The IFS used NIESR analysis as the basis for a central estimate of the economic impact on the UK of leaving the EU. On this basis of a forecast hit on GDP of 2.1% and 3.5% the IFS estimates that the net change to public funds  as a consequence of Brexit (including the direct gains from the money the UK currently gives to the EU) is likely to be a reduction of between £20bn and £40bn in 1919/20. [See www.ifs.org.uk/uploads/publications/comms/r116.pdf]

·     Analysis by the King’s Fund of HMT budget and spending review plans suggests that the total NHS budget for England in 2019/20 will be around £120bn.

·     The IFS central estimate for the hit to public finances of £30bn is equivalent to a quarter for the entire NHS budget for England. [See www.kingsfund.org.uk/projects/nhs-in-a-nutshell/nhs-budget]

·     Even at the bottom end estimate by the IFS of £20bn, which is equivalent to £380m per week, it is more than the entire weekly budget that Leave campaigners claim goes to the EU. However, the Leave campaigns figure of £350m has in any case been criticised as inaccurate by the UK Statistics Authority as it does not take into account the UK’s rebate and the money that the EU spends in the UK.

·     While the TUC does not suggest that all cuts would fall on the NHS if the UK leaves the EU, this analysis provides a sense of the scale of the impact of leaving the EU on the public purse relative to NHS budgets. Given that other public services have been subject to significantly more severe cuts since 2010 than the NHS, it is likely that the NHS would come under particular pressure with any new cuts. If just £10bn was cut from NHS England it would be equivalent to every hospital trust in England cutting 1,000 nurses and 155 doctors, or the entire NHS budget for London.

- IFS view on the impact of Brexit on the NHS: The IFS stated: “we conclude that leaving the EU would not, as Michael Gove claims we said, leave more money to spend on the NHS. Rather it would leave us spending less on public services, or taxing more, or borrowing more.”

- Dr Sarah Wollaston’s views: Dr Wollaston is a Conservative MP and chair of the all-party Health Committee. She was a supporter of the Leave campaign until last week when she switched to Remain because of her concerns about the NHS. She said in a tweet on 8 June: “Having listened carefully to both sides of the debate, I believe our NHS & research will be safer if Britain remains in the EU.”

- NHS England Chief Executive Simon Stevens’ views: Mr Stevens told the BBC Andrew Marr Show on 22 May: “It would be very dangerous if at precisely the moment the NHS is going to need extra funding, actually the economy goes into a tailspin and that funding is not there. It's been true for 68 years of NHS history that when the British economy sneezes, the NHS catches a cold and this would be a terrible moment for that to happen at precisely the time the NHS is going to need extra investment."

- Leading Leave campaigners’ comments on the NHS:

·     Nigel Farage – the Ukip leader told a meeting of party supporters in 2012: “I think we’re going to have to think about healthcare very, very differently. I think we are going to have to move to an insurance-based system of healthcare.
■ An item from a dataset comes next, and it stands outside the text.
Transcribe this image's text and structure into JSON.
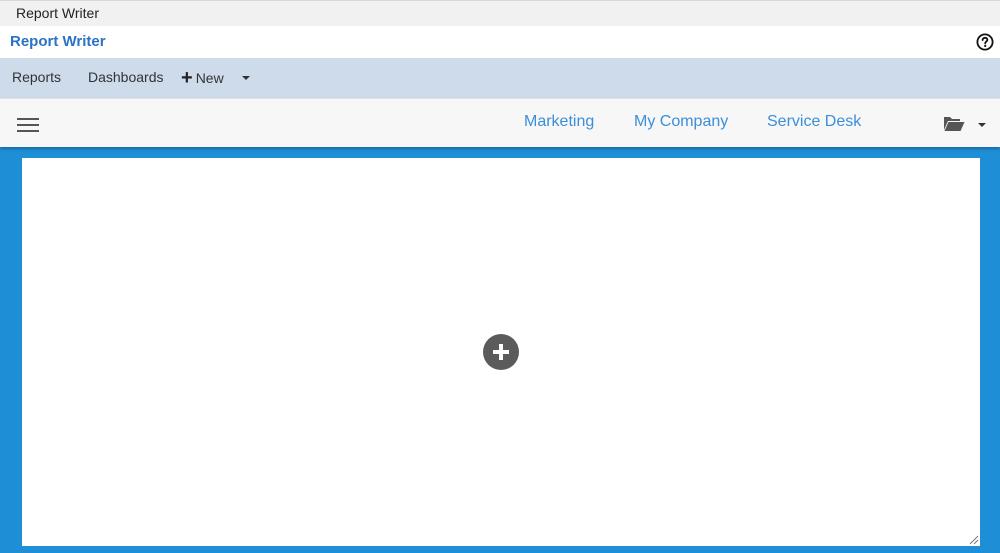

Frankly, I would feel more comfortable that my money would return value if I was able to do that through the market place of an insurance company than just us trustingly giving £100bn a year to central government and expecting them to organise the healthcare service from cradle to grave for us.”

·     Boris Johnson – has attacked the NHS model of free service provision. He said: “There is a moral point. If NHS services continue to be free in this way, they will continue to be abused like any free service. If people have to pay for them, they will value them more.” From The Essential Boris Johnson, 2003.

·     Aaron Banks – the millionaire backer of Ukip and the Leave EU campaign said on a visit to Washington DC earlier this year: “If it were up to me, I’d privatise the NHS.”